"Kalau copy paste, Anda sudah berhenti jadi wartawan!" kata Khairul Jasmi, seorang penguji Uji Kompetensi Wartawan (UKW) dalam kelas Sekolah Jurnalisme Indonesia (SJI) Sumut, di Grand Inna Hotel Medan.
Ucapan yang dilontarkannya di menit ke 2:09 dalam kelas itu membuka keran yang mengalirkan air panas—sehingga membuat peserta SJI terperenjat. Betapa tidak, saat ini copy paste justru menjadi paradoks. Pada prinsipnya, dunia kepenulisan-kewartawanan tidak menghendaki jiplak-menjiplak karya. Namun, prinsip tersebut sering dikhianati dengan berbagai alasan seperti tuntutan kecepatan penerbitan, keterbatasan keterampilan menulis, dan lainnya.

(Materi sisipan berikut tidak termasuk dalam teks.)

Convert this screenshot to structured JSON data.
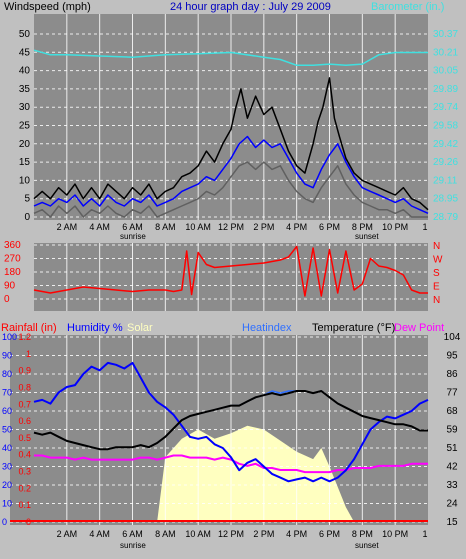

Pak KJ, begitu sapaan akrab jurnalis ulung Khairul Jasmi langsung membuka kelas dengan ucapan nyelekit. Rupanya, tindakan copy paste bisa memecat diri seorang wartawan. Ketika keran air panas itu dibuka oleh Pak KJ, para peserta pun merespons dengan berbagai ekspresi: ada yang tersenyum kecut layaknya korban yang karyanya selalu di-copas (copy paste), ada juga yang tersenyum malu seperti menandakan dialah pelakunya, ada juga yang langsung serius menatap tajam Pak KJ.
Pak KJ pun menetralisir suasana. Tetap, copas tak boleh dilakukan oleh wartawan, apalagi mengarang. Kasus penjiplakan karya tidak hanya terjadi di dunia akademik, tapi di dunia jurnalisme, bahkan menjadi paradoks. Dalam konteks jurnalistik, wartawan tentu sering sekali mendapat berita rilis dan berita lainnya, tapi harus diolah lagi.
"Boleh ambil tapi diolah lagi. Bertolak dari terminal fakta, data, dan angka. Jangan mengarang," imbuhnya.
Ia kembali memaparkan bahwa bahasa tulis jurnalis ibarat pedang di tangan pesilat, menyatu, tidak memberatkan. "Bahasa adalah kawan setia wartawan," kata komisaris Semen Padang itu.